Printmaker Michelle Keegan is the winner of a national print-making award.
The
West Yorkshire Print Workshop, based in Mirfield, has a national following in
the art community.
Its
Flourish Award for Excellence, now in its sixth year, attracts entries from
both Yorkshire and further afield.
This
year’s winner Michelle Keegan, a Slade School of Art graduate, is course
co-ordinator for fine art at the Central College in Nottingham. She acquired
connections with this area when invited to be part of an art show in Barnsley
this summer to celebrate the Grand Depart of the Tour de France in Yorkshire.
But
she learned of Flourish through her membership of Printmakingonline, an
internet organisation that brings together print-makers to show their work.
Three
of her prints can currently be seen at the workshop’s gallery on Huddersfield
Road in an exhibition of short-listed artists (ending on November 15).
Part
of Michelle’s prize is use of the workshops’ studios and she is now planning to
make regular forays to Mirfield to develop her etching techniques.
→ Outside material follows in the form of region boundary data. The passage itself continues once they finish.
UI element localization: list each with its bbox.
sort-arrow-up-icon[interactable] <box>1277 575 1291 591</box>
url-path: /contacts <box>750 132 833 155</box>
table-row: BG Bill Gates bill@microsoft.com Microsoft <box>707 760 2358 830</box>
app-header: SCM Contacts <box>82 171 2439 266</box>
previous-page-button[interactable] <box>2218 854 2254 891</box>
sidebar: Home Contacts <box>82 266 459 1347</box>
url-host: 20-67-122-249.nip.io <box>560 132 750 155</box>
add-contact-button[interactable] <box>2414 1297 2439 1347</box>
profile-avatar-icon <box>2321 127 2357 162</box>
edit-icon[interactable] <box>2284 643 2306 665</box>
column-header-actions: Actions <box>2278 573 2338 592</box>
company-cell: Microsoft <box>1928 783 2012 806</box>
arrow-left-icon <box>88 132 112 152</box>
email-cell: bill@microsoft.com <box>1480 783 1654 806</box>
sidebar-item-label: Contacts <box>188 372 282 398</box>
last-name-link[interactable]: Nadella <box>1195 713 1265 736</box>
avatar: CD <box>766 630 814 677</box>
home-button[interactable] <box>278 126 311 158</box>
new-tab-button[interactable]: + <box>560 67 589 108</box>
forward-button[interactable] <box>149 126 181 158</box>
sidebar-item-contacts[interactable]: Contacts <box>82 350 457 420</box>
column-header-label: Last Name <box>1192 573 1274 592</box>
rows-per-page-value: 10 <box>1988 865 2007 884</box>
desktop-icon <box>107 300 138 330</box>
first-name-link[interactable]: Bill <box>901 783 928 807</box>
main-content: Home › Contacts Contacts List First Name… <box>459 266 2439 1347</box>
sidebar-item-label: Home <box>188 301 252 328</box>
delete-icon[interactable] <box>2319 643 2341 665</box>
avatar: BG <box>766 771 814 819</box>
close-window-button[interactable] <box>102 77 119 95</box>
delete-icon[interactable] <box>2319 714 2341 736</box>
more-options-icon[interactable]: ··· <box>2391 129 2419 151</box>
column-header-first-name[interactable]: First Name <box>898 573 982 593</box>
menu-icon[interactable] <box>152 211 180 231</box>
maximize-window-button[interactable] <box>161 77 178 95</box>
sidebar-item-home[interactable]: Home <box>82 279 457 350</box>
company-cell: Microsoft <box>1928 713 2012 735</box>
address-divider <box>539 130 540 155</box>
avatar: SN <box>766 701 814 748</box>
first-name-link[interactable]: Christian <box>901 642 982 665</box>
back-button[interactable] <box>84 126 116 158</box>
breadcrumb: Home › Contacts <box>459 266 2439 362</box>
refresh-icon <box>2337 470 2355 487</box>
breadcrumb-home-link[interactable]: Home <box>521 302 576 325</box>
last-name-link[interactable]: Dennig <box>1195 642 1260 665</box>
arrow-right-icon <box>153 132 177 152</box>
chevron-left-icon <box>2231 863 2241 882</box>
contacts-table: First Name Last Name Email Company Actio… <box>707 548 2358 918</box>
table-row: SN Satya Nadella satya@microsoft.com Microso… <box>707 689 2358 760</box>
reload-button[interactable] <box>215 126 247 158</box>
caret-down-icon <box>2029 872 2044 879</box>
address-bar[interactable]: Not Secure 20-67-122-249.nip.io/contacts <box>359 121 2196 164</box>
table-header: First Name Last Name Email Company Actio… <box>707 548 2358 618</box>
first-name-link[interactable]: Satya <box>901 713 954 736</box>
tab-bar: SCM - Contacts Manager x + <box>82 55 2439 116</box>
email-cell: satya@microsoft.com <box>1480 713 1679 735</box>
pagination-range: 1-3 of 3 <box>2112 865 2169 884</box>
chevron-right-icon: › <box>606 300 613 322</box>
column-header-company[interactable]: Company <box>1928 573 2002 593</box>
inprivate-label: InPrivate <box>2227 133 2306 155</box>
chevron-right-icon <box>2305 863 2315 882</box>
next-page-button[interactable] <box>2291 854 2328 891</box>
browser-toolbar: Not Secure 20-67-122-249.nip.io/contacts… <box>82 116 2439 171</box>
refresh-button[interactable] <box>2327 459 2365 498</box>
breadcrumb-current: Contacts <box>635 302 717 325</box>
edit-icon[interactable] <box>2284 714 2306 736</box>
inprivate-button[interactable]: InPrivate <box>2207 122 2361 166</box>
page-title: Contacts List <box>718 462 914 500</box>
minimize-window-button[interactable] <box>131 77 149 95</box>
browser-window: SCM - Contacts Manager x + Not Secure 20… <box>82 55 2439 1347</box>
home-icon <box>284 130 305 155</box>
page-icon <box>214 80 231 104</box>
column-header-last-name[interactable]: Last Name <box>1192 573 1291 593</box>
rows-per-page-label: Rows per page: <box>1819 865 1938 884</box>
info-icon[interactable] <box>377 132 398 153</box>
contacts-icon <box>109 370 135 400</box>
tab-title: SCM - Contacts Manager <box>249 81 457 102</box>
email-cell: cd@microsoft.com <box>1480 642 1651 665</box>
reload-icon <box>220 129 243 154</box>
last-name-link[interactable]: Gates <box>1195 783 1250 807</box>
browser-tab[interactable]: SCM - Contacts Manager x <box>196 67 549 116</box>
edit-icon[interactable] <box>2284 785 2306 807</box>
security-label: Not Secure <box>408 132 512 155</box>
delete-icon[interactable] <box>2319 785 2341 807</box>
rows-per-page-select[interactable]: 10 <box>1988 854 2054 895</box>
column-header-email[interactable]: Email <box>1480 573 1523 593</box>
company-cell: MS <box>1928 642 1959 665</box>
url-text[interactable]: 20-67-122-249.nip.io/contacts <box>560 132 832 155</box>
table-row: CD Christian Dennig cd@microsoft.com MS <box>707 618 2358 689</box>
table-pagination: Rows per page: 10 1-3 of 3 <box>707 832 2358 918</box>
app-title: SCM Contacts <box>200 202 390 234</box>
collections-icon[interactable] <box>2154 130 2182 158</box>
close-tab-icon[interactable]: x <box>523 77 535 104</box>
She will
also be staging a solo exhibition at Huddersfield Art Gallery next year –
another Flourish reward.
Michelle
describes her minimalist, monochromatic work as “abstract landscape” and says
it is influenced by her nomadic lifestyle.
“I
have lived in a lot of places,” she explained, “and my work is to do with
memory and transit between places”.
She
has been etching in black and white for 30 years and specialises in multi-plate
printing but says that winning the chance to use the print workshop’s
facilities might encourage her to try using some colour. But she’s not making
any promises.
West
Yorkshire Print Workshop is a charity and was founded in 1981 as the Kirklees
Arts Space Society. It opened to the public as a gallery space in 1984.
In
1995 it became Eastthorpe Visual Arts and adopted its present name in 2004. It
is a Regularly Funded Organisation of the Arts Council England, Yorkshire.